Katherine Dunham was a dancer, choreographer, author, educator, anthropologist, and social activist. If you’re a dancer, you probably know of her from learning about the Dunham Technique. A pioneer, to say the least! Dunham was one of the first black women to attend the University of Chicago to receive a bachelor’s, master’s, and doctoral degrees in anthropology. She founded the Negro Dance Group in Chicago, her very first dance school, and performed in various venues around Chicago. In 1944 she rented Caravan Hall, Isadora Duncan’s studio in New York, and opened the K.D. school of Arts and Research. In 1945 she moved and opened the most famous Dunham School at 220 W 43rd Street in New York. Katherine Dunham was an advocate for racial equality, refusing to perform at segregated venues and using her performances to depict discrimination. She was politically active on both domestic and international rights issues and made national and international headlines by staging a hunger strike of 47 days in 1993 at the age of 82 to protest for Haitian immigrants!

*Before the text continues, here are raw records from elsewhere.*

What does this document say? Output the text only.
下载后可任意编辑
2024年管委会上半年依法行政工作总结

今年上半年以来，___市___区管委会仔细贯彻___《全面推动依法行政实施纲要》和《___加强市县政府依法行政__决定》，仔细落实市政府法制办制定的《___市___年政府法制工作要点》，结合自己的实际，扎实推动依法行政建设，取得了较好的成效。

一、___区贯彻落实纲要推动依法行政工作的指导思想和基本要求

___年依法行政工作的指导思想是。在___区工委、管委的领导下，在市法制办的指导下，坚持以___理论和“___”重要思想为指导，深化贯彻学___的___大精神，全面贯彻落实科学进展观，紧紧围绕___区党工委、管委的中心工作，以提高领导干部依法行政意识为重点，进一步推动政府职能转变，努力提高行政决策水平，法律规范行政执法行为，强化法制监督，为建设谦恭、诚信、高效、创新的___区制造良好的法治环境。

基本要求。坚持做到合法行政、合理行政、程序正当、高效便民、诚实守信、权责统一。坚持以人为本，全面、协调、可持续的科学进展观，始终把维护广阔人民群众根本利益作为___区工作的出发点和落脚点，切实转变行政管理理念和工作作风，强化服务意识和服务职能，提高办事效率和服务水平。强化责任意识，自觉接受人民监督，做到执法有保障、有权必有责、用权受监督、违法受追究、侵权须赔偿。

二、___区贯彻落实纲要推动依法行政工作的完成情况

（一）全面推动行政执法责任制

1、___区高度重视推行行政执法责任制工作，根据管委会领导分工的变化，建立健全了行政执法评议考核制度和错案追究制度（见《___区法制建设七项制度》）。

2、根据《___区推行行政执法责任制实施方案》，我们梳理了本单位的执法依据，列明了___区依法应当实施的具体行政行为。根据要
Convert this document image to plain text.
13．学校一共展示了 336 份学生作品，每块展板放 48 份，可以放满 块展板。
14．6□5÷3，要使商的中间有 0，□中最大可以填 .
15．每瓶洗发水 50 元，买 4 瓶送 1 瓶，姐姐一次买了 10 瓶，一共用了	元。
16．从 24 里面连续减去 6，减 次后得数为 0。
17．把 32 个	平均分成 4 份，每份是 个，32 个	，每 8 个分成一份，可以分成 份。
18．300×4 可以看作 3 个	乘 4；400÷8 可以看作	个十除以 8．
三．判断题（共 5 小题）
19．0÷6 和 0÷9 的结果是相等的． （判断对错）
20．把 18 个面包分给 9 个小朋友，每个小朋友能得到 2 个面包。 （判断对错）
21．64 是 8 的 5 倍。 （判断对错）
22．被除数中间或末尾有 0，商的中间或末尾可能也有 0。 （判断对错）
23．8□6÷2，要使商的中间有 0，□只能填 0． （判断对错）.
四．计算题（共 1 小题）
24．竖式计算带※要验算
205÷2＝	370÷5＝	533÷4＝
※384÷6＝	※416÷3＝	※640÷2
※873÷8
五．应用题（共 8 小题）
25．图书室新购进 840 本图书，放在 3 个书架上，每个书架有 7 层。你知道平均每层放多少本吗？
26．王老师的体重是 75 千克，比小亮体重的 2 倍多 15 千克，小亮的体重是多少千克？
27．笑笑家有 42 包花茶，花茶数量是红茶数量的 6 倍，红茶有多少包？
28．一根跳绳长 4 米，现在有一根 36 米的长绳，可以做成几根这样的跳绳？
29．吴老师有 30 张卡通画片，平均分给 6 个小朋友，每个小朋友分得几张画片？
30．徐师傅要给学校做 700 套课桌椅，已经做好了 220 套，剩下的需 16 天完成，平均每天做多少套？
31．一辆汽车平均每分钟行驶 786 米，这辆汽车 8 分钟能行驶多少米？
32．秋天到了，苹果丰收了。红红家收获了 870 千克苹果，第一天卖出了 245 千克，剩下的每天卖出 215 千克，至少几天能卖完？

Harry Belafonte (1929- present)

Harry Belafonte is an actor, singer, songwriter, and activist. I personally know him for his role in Carmen Jones, but many know him from the long list of talents and how much of an asset he is to the black entertainment business. Coming from Jamaica to Harlem in 1939, he was moved by forces like Paul Robeson and Dr. DuBois as they shared their ideas about this country. So, by the time he became an artist, he was already on a mission to change. He was the first black producer of a television show called, “A Night with Belafonte.” He was appointed by John F. Kennedy as a cultural advisor for the Peace Corps for which Belafonte participated for five years. Did yall know he helped produce “We Are the World?” Yeah, I didn’t either, but maybe because it’s before my time. These are just a few of his accomplishments outside of his contribution to the Civil Rights Movement.

I could go on for days sharing the stories of each of these individuals, but we would need a history class! I’m a history nerd, so I hope you enjoyed this small lesson about impact. These people did not have to go out of their way to make this world a better place, but they saw an error that needed to be fixed and they did not do it alone! The importance of knowing your purpose and knowing how to use it is needed now moreso than ever. Ciao, Bellas!